C# Fun at AADND - A Closer Look at the Where Extension Method and Lambda Expressions

bill_color_small Last week at the Ann Arbor Dot Net Developers group (AADND), Bill Wagner gave a talk entitled "After the Launch: C# 3.0".  He discussed:

  • Implicit properties
  • Extension methods
  • Enumerators and deferred vs. immediate execution
  • Lambda expressions
  • Sequence operators

 

One of the questions that was asked involved the below code: 

 

static void Main(string[] args)
{
    var smallNumbers = Enumerable.Range(0, int.MaxValue).Where(n => n < 10);
    foreach (int i in smallNumbers)
    {
        Console.WriteLine(i);
    }
}

 

This code is examining all non-negative integers (up to 2,147,483,647, which is the value of int.MaxValue) and scoping them down to integers less than 10.  It produces the following output: 0, 1, 2, 3, 4, 5, 6, 7, 8, 9. 

The question was (drum roll please): "Where is n initialized?"   This may be a little confusing because there is no explicit "int n;" declaration anywhere in this program. 

Let's break down what this code is actually doing.

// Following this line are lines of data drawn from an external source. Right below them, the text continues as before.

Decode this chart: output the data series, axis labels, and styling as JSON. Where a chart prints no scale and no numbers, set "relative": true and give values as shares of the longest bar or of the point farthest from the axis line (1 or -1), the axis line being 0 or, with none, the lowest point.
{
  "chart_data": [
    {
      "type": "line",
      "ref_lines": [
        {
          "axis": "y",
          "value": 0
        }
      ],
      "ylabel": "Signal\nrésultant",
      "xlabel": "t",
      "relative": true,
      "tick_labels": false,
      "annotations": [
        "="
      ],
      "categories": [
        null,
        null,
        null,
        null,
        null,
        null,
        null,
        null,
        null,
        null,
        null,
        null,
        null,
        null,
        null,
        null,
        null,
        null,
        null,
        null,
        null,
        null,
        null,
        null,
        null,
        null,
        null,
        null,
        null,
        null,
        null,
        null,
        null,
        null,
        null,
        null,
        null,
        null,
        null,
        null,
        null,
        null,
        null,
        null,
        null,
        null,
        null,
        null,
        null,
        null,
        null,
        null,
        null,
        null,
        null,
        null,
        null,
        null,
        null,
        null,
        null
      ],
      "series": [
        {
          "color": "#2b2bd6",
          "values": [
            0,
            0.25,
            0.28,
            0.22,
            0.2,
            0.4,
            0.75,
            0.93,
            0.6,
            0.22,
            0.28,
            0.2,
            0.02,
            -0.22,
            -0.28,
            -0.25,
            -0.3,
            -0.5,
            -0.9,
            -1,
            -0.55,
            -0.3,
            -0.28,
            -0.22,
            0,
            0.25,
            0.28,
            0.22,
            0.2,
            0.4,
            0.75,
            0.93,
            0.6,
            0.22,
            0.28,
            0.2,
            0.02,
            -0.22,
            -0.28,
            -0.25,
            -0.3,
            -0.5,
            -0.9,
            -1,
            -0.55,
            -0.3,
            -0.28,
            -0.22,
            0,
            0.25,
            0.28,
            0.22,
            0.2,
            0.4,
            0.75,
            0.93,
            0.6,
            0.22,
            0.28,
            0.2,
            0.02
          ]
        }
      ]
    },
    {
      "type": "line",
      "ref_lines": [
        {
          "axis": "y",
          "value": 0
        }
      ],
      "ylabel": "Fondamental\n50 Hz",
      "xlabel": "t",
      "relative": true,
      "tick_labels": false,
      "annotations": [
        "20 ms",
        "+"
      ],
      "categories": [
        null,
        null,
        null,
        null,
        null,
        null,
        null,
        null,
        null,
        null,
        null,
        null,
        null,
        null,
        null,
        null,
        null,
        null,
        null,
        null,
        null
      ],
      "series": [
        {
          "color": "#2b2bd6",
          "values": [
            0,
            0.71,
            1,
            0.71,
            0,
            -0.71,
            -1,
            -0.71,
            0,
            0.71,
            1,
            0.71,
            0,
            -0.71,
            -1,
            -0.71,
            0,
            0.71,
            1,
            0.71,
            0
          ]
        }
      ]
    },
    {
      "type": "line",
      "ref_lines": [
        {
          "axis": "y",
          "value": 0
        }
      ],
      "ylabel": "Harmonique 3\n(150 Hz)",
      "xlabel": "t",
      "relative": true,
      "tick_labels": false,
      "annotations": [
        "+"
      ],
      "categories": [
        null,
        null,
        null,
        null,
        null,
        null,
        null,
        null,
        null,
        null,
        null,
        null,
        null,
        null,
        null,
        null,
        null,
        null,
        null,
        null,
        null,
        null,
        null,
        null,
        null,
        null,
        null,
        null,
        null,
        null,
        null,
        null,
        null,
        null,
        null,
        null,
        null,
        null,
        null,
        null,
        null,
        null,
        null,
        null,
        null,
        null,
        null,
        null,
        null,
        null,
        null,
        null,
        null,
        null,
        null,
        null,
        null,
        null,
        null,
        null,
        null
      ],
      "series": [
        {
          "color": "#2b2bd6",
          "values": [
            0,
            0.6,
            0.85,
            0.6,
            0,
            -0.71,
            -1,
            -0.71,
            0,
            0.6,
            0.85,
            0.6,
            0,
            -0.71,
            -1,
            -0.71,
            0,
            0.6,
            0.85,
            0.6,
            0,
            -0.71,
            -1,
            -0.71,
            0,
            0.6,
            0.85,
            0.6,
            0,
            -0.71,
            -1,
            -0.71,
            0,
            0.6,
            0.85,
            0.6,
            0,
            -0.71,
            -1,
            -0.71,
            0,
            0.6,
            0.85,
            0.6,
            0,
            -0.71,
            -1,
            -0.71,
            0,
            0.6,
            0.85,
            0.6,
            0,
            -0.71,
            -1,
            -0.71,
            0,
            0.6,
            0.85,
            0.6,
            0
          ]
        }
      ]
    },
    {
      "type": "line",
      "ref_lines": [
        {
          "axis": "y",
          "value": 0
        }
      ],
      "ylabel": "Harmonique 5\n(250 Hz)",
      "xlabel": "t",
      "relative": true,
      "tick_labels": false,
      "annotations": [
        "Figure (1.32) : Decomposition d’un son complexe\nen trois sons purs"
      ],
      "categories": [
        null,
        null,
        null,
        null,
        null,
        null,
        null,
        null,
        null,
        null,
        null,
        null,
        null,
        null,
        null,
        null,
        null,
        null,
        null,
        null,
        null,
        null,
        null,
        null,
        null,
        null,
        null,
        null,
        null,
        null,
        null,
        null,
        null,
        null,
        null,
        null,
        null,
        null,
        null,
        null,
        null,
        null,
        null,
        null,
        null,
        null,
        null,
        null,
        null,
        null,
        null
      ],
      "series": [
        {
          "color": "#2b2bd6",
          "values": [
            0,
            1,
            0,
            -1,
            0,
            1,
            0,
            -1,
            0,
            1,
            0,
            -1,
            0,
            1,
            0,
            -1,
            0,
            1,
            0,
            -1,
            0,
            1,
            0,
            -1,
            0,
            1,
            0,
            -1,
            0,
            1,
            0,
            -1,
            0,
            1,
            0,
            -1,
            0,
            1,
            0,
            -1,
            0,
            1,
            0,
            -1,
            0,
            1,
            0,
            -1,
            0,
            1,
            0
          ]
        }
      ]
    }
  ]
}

First of all, the Enumerable.Range method will produce a sequence of integers, from 0 to 2,147,483,647.  Then the Where method is called. 

Before we talk about what the Where method does, let's take a quick look at the parameter it takes: the lambda expression "n => n < 10".  If you use Intellisense to examine what parameter type the Where method is expecting, you will see "Func<int, bool> predicate".  This is a generic delegate, which takes one parameter (an int) and returns a value (a bool). 

But we are assigning a lambda expression to this delegate...why does that compile?  It's because the underlying type of a lambda expression is a generic Func delegate, so we can pass a lambda expression as a parameter without assigning it to a delegate explicitly. 

Therefore, in our Func<int, bool>, the int is "n" and the bool is "n < 10".  These types are inferred by the compiler and don't need to be declared explicitly.  It might be easier to think of "n => n < 10" as this (which the compiler will translate it into):

 

private static bool LambdaFunction(int n)
{
    return n < 10;
}

 

Now, what is the Where method doing?  It actually calls this lambda function, passing in each non-negative integer (up to 2,147,483,647, from the Range) as “n”, and getting back a Boolean result on whether each is less than 10.  Yes, the lambda expression is called 2,147,483,647 times.  That is the correct behavior of the Where method: to evaluate the predicate for every member of the sequence.  This is not optimal for this particular scenario, but there is nothing that tells the compiler that once you go beyond 10 in the number line, nothing will be less than 10.  (NOTE: there are ways to avoid this if you are processing a sorted sequence with a well-defined cutoff point - use the TakeWhile method instead of Where.)

Also, note that the "Where" method uses deferred execution.  It actually returns an object which stores all of the info needed to run the query, and the query itself isn't executed until the object is enumerated in the "foreach" statement.  Specifically, the Where method just checks its input parameters (so "bad argument" exceptions can be thrown immediately, not deferred) and then returns an enumerator. 

So where is n actually initialized?  The "n" is a parameter to the lambda function.  Again, the actual lambda function would look like this:

 

private static bool LambdaFunction(int n)
{
    return n < 10;
}

 

So "n" is initialized the same way any other function parameter is initialized: by calling the function, a copy of the variable that is passed in will be made. 

Special thanks to Eric Lippert, David Carley, and Wolf Logan for their insights and discussion on implementation details.